C^{*} is the group of non sero complex numbers under multiplication, and C is the group of all complex numbers under addition.
iii) C* ---> C*
z --> z + 3iz
iv) C* --> C*
z --> z / (the complex conjugate) z
I have already proved that these are homomorphism. Just stuck on the next bit of finding the image and kernel of the groups.
Because every complex number can be represented in polar form and it may simplify the solution.
I am sorry but I still don't know how to work each out. Start with the image for the first one
iii) C ---> C
z --> z + 3iz
So from what I am trying to understand is that the Image is what maps z to z +3iz? Am I thinking in the right terms there? The kernel is what maps z to the identity, am I right there? How do you know what the identity maybe?
No, what maps z to z +3iz is the map, the homomorphism. Why don't you look up the definition of image in your textbook or Wikipedia?
No, what maps is the map. The kernel is what is mapped to identity, and the identity is 0 here.

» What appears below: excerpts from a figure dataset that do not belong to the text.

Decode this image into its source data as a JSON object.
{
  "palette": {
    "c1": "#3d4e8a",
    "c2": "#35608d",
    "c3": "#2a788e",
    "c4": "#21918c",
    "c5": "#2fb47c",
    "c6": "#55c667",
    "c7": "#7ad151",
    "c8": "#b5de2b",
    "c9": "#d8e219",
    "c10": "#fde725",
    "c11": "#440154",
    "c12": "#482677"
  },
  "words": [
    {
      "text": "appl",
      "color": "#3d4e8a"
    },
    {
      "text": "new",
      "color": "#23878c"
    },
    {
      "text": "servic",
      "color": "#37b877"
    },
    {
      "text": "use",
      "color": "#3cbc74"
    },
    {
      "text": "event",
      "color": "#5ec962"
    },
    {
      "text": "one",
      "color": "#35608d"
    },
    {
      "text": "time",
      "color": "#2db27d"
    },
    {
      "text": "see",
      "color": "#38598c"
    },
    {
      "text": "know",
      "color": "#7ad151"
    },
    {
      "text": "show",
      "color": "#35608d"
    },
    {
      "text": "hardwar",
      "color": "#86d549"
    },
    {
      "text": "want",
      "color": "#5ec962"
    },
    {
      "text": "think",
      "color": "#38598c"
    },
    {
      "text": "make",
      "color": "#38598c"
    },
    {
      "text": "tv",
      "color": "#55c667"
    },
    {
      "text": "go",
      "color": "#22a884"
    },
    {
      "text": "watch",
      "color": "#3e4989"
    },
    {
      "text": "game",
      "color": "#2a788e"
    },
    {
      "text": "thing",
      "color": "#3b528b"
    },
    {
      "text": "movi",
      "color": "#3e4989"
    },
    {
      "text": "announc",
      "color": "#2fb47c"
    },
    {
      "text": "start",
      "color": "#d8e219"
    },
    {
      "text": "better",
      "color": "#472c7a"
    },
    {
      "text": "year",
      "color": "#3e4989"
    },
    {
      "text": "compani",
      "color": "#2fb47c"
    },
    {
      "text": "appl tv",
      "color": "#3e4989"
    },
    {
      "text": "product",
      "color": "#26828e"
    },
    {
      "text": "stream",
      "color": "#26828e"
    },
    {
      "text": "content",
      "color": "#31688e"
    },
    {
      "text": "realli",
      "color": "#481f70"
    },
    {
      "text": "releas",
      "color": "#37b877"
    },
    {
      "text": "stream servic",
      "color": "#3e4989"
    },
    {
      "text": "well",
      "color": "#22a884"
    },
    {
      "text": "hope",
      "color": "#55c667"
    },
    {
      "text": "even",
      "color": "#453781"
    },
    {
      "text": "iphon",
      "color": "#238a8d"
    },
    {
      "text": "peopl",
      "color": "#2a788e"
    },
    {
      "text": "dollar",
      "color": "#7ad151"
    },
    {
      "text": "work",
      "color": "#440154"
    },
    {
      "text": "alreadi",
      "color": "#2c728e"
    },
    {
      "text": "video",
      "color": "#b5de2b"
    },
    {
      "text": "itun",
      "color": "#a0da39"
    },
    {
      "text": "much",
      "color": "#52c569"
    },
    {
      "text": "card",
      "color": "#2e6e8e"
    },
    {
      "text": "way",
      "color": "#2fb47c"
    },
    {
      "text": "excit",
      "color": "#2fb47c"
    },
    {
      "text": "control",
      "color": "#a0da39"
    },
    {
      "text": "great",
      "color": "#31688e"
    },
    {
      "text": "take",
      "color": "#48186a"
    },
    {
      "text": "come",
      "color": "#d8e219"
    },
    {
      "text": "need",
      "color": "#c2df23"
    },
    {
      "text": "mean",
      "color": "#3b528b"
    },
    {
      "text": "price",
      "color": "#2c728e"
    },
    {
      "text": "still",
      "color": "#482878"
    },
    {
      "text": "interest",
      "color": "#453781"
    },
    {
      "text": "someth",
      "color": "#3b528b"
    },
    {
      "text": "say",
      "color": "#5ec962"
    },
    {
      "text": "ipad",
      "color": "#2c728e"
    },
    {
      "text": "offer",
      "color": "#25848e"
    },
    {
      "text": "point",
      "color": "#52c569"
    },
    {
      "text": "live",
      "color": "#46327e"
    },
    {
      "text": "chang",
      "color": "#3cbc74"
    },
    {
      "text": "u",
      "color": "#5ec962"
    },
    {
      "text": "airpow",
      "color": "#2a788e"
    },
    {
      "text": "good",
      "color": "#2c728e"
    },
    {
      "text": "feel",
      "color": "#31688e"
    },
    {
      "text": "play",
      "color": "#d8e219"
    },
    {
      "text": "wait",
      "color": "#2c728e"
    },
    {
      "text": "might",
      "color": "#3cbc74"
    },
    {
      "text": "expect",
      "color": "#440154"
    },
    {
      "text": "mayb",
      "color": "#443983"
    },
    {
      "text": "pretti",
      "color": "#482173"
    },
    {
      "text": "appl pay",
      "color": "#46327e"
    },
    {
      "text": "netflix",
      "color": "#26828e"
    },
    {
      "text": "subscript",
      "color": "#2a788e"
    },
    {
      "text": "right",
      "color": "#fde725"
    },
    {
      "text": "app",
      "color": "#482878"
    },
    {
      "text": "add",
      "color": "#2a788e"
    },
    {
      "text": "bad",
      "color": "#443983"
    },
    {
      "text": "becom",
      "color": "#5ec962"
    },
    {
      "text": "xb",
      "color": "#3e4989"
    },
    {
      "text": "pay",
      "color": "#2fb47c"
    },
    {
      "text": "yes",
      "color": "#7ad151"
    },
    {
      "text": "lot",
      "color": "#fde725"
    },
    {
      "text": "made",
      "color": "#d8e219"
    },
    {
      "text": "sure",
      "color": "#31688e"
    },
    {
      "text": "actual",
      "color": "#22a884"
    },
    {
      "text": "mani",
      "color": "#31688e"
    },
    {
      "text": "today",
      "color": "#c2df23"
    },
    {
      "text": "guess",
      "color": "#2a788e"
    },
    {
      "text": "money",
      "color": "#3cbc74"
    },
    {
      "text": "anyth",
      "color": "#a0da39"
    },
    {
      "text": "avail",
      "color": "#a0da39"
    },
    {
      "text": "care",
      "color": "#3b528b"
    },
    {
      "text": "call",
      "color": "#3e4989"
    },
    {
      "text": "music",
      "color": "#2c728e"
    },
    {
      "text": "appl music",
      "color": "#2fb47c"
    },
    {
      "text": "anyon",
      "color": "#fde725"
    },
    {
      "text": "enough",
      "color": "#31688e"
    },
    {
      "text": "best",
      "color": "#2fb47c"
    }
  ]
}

Sorry, "what the identity maybe" is an incomplete sentence; I don't know what it means.
Oh right thanks good point to know. So for the image of
iii) C ---> C
z --> z + 3iz
Im = { w in C : w = z - 4iz, some z in C}
= { w in C : w/(1-4i) in C}
= C
Have I written that out correct? If so I will have a go at the kernel next.
ok back to the next question then,
iv) C* --> C*
z --> z / (the complex conjugate) z
Im = { w in C* : w = z / (the complex conjugate) z, for some z in C*}
However stuck on how to maniplulate this for the next line??